The original deal proposed by Democrats would have had the Federal government lend automakers $15 billion at 5% interest in return for limits on bonuses and salaries given to top executives and Federal oversight over large expenditures. The White House demanded and received the power to appoint someone who could send automakers into bankruptcy at will if they did not receive unspecified wage and creditor concessions. Congressional Republicans then demanded that the package be turned into an insurance package partly funded by automakers with unspecified interest rates and profits going to banks, and bankruptcy for any automaker whose creditors did not agree to let 70% of what they were owed be dismissed and which could not get unions to accept nonunion pay.
Pundits have enumerated various theories as to why Senators would not support the bill, after dismissing their expressed reasons (belief that government should not interfere with industry) because the same legislators supported taxpayer donations to foreign businesses opening plants in their own states.

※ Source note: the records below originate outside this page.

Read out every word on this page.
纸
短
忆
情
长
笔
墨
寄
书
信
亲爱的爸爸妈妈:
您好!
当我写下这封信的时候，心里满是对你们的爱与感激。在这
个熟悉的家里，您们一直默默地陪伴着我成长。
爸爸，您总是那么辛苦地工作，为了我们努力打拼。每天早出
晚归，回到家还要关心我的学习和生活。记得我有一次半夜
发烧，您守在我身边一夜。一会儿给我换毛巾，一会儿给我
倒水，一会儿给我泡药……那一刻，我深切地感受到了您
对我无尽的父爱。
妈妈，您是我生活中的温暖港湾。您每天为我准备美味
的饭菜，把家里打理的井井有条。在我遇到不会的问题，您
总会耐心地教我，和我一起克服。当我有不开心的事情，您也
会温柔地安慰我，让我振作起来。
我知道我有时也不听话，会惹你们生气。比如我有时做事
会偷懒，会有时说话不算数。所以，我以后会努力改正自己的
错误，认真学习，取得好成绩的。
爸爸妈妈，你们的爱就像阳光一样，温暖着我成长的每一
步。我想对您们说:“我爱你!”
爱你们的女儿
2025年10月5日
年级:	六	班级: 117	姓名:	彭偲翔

These theories ranged from revenge against the UAW for supporting their opponents to regional discrimination (both theories were in the Detroit News and Freep.) At least one group has taken the regional argument to boycott status.
Markets fell on the news but the impact has not been as strong as predicted by some analysts, because the White House stepped in just before the markets opened to say that George W. Bush might consider providing some of the $700 billion in aid already approved by Congress to the automakers. This reverses statements made as late as yesterday, when the White House was firmly against using a small amount of the “TARP” funds for any purpose other than banking, housing, and “miscellaneous industry” support.